After Constable’s father died in 1600, his lands were leased to William Skipwith of Lincolnshire, who assigned his interest to Sir Henry Slingsby*, owner of a neighbouring estate; the latter also purchased the wardship for £114, though he surrendered custody to Constable’s uncle Sir William Fenwick in 1605.
Appointed custos of the East Riding bench shortly after attaining his majority, Constable was one of the justices Sir Thomas Hoby* accused of conspiring to prevent his indictment of suspected recusants at the Epiphany sessions of 1615. The only substantive charge Hoby brought against Constable was that he had adjourned the court for lunch despite the disapproval of a (largely puritan) minority. The clerk of the peace testified that Constable had been ‘much moved that such difference should arise upon so small occasion’, and given his later godly reputation, Constable’s anger was probably aroused by the fact that Hoby, custos of the North Riding, had presumed to interfere in his jurisdiction. After extensive proceedings, the case was apparently dismissed.
At the 1626 general election Constable stood as knight of the shire in place of his father-in-law, who had sat in the previous Parliament. Sir Thomas Wentworth*, fearing that ‘unless Sir William Constable stand, a great part of the East Riding will voice with [Sir John] Savile’*, arranged a pairing with Sir Francis Wortley*. Savile secured the senior seat, but Constable was returned for the junior, his rival’s son Sir Thomas* having stepped aside on the morning of the contest following a conveniently timed bout of ill-health.
On 15 Sept. 1626 Constable was removed from the East Riding bench, more because of his opposition to Savile, now in favour at Court, than any conspicuous hostility to the duke of Buckingham.
At the 1628 election Constable was thought to have designs upon the county seat once more, but any such intentions were ended by Fairfax’s suggestion of a pairing between Henry Belasyse* and Wentworth. In return for this concession, Wentworth apparently used his contacts with William Coryton* to find Constable a seat at Callington, Cornwall, where the dominant interest was held by John Rolle*.

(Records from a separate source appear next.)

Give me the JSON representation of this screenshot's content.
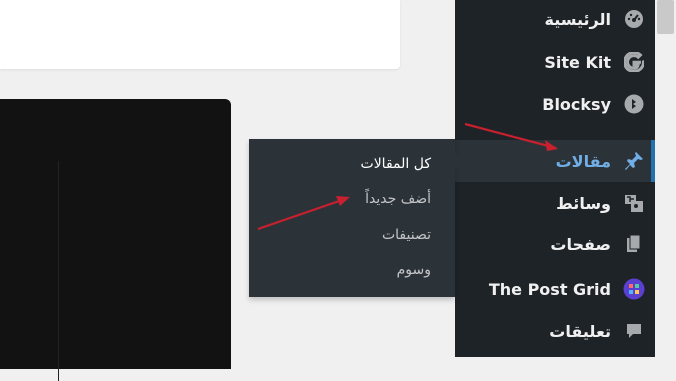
{
  "sidebar": {
    "items": [
      {
        "label": "الرئيسية",
        "icon": "dashboard-gauge-icon"
      },
      {
        "label": "Site Kit",
        "icon": "google-g-icon"
      },
      {
        "label": "Blocksy",
        "icon": "blocksy-logo-icon"
      },
      {
        "label": "مقالات",
        "icon": "pushpin-icon",
        "active": true
      },
      {
        "label": "وسائط",
        "icon": "media-icon"
      },
      {
        "label": "صفحات",
        "icon": "pages-icon"
      },
      {
        "label": "The Post Grid",
        "icon": "post-grid-logo-icon"
      },
      {
        "label": "تعليقات",
        "icon": "comment-bubble-icon"
      }
    ]
  },
  "flyout": {
    "items": [
      {
        "label": "كل المقالات"
      },
      {
        "label": "أضف جديداً"
      },
      {
        "label": "تصنيفات"
      },
      {
        "label": "وسوم"
      }
    ]
  },
  "colors": {
    "sidebar_bg": "#1d2327",
    "flyout_bg": "#2c3338",
    "active_text": "#72aee6",
    "arrow_annotation": "#c9202f"
  }
}
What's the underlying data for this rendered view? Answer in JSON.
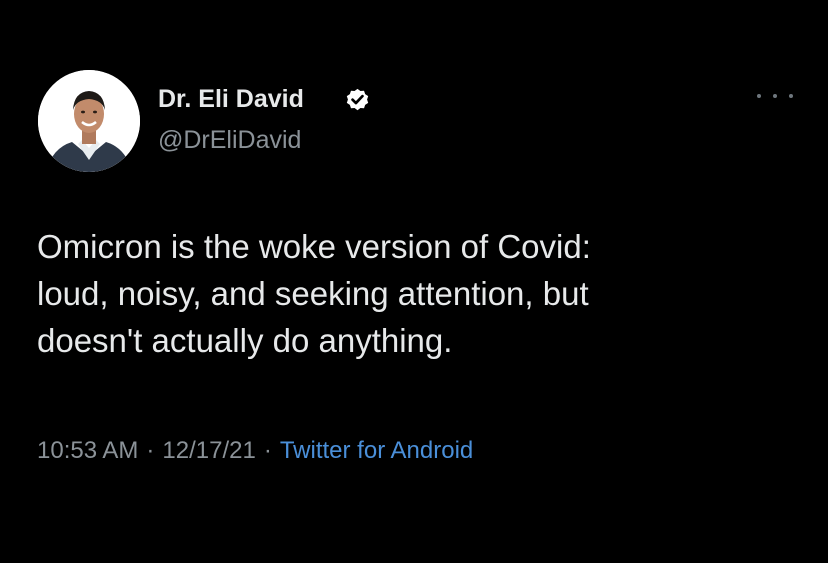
{
  "tweet": {
    "author": {
      "display_name": "Dr. Eli David",
      "handle": "@DrEliDavid",
      "verified": true,
      "verified_color": "#ffffff"
    },
    "text_lines": [
      "Omicron is the woke version of Covid:",
      "loud, noisy, and seeking attention, but",
      "doesn't actually do anything."
    ],
    "time": "10:53 AM",
    "separator": "·",
    "date": "12/17/21",
    "source": "Twitter for Android"
  },
  "colors": {
    "background": "#000000",
    "primary_text": "#e7e9ea",
    "secondary_text": "#8b9298",
    "link": "#4a8fd9"
  },
  "icons": {
    "more": "more-horizontal-icon",
    "verified": "verified-badge-icon"
  }
}
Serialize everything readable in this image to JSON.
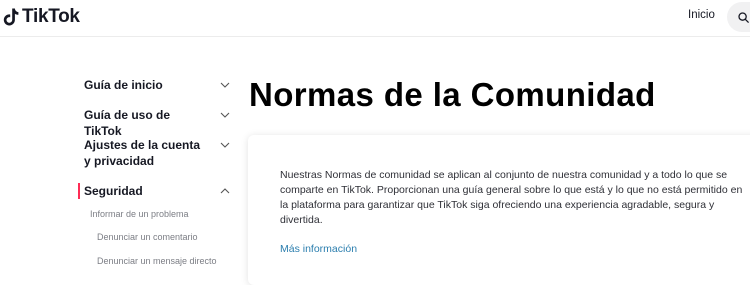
{
  "header": {
    "brand": "TikTok",
    "nav_home": "Inicio",
    "search_icon": "search-icon"
  },
  "sidebar": {
    "items": [
      {
        "label": "Guía de inicio",
        "state": "collapsed",
        "icon": "chevron-down-icon"
      },
      {
        "label": "Guía de uso de TikTok",
        "state": "collapsed",
        "icon": "chevron-down-icon"
      },
      {
        "label": "Ajustes de la cuenta y privacidad",
        "state": "collapsed",
        "icon": "chevron-down-icon"
      },
      {
        "label": "Seguridad",
        "state": "expanded",
        "active": true,
        "icon": "chevron-up-icon"
      }
    ],
    "sub_items": [
      {
        "label": "Informar de un problema"
      },
      {
        "label": "Denunciar un comentario"
      },
      {
        "label": "Denunciar un mensaje directo"
      }
    ],
    "active_color": "#fe2c55"
  },
  "main": {
    "title": "Normas de la Comunidad",
    "card": {
      "body": "Nuestras Normas de comunidad se aplican al conjunto de nuestra comunidad y a todo lo que se comparte en TikTok. Proporcionan una guía general sobre lo que está y lo que no está permitido en la plataforma para garantizar que TikTok siga ofreciendo una experiencia agradable, segura y divertida.",
      "link": "Más información",
      "link_color": "#2b7eae"
    }
  }
}
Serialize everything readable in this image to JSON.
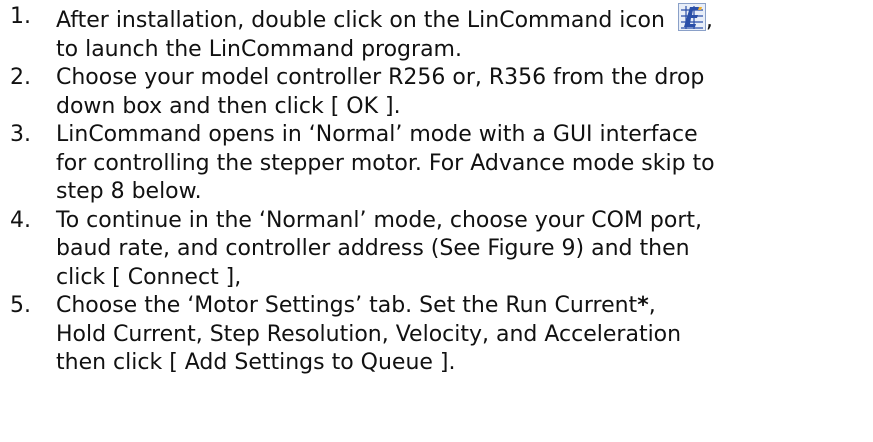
{
  "steps": [
    {
      "num": "1.",
      "lines": [
        "After installation, double click on the LinCommand icon ",
        "to launch the LinCommand program."
      ],
      "after_icon": ","
    },
    {
      "num": "2.",
      "lines": [
        "Choose your model controller R256 or, R356 from the drop",
        "down box and then click [ OK ]."
      ]
    },
    {
      "num": "3.",
      "lines": [
        "LinCommand opens in ‘Normal’ mode with a GUI interface",
        "for controlling the stepper motor.  For Advance mode skip to",
        "step 8 below."
      ]
    },
    {
      "num": "4.",
      "lines": [
        "To continue in the ‘Normanl’ mode, choose your COM port,",
        "baud rate, and controller address (See Figure 9) and then",
        "click [ Connect ],"
      ]
    },
    {
      "num": "5.",
      "line1_a": "Choose the ‘Motor Settings’ tab. Set the Run Current",
      "line1_star": "*",
      "line1_b": ",",
      "lines_rest": [
        "Hold Current, Step Resolution, Velocity, and Acceleration",
        "then click [ Add Settings to Queue ]."
      ]
    }
  ],
  "icon": {
    "name": "lincommand-icon",
    "color_bg": "#e8eef8",
    "color_fg": "#2a4fa8",
    "color_accent": "#f0b030"
  }
}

Constable’s confinement as a Loan refuser hardened his opinions. In the subsidy debate of 4 Apr. 1628 he advocated a modest grant of four subsidies and scorned the Crown’s verbal promises to refrain from arbitrary measures: ‘methinks our confidence and assurance for our own safeties hath not been enough pressed. As we invoke no conditions in our gift, so I hope we may the [more] confidently expect assurance of grace, if not merit’. This mistrust of the royal prerogative surfaced again on 20 May, in a debate on the Lords’ amendments to the Petition of Right. The Lords objected to the description of the oath administered by the Forced Loan commissioners as ‘unlawful’, and suggested ‘not warrantable by the laws’ as an alternative. John Selden and John Glanville, both eminent lawyers, assured the House that the difference was merely semantic, but Constable suspected that the alteration might imply ‘a tacit concession that such a thing may be put upon us by some means above the law’. He made one more recorded speech during the session, on 5 June, supporting the naming of Buckingham in the Commons’ Remonstrance, in defiance of the king’s express wish, and reminding his colleagues that ‘the last Parliament this House made a protestation that while this man continued we could not look to prosper. We have seen the events; wished to do so again’.
Wentworth’s rise to power at Court in the autumn of 1628 secured Constable’s restoration to local office, and probably explains why he was less prominent in the 1629 session.
Constable was summoned before the Privy Council in October 1630 to explain his failure to compound for neglecting to present himself for knighthood at the coronation; but he apparently escaped without payment.
Constable subsequently remained near London, and at one point visited Great Missenden in Buckinghamshire, presumably at the invitation of the Fleetwoods, to whom his wife was distantly related. He also undertook negotiations for the marriage of his wife’s nephew, Sir Thomas Fairfax†.
By 1640 Constable and Boynton were members of a separatist congregation at Arnhem led by the millenarian John Archer.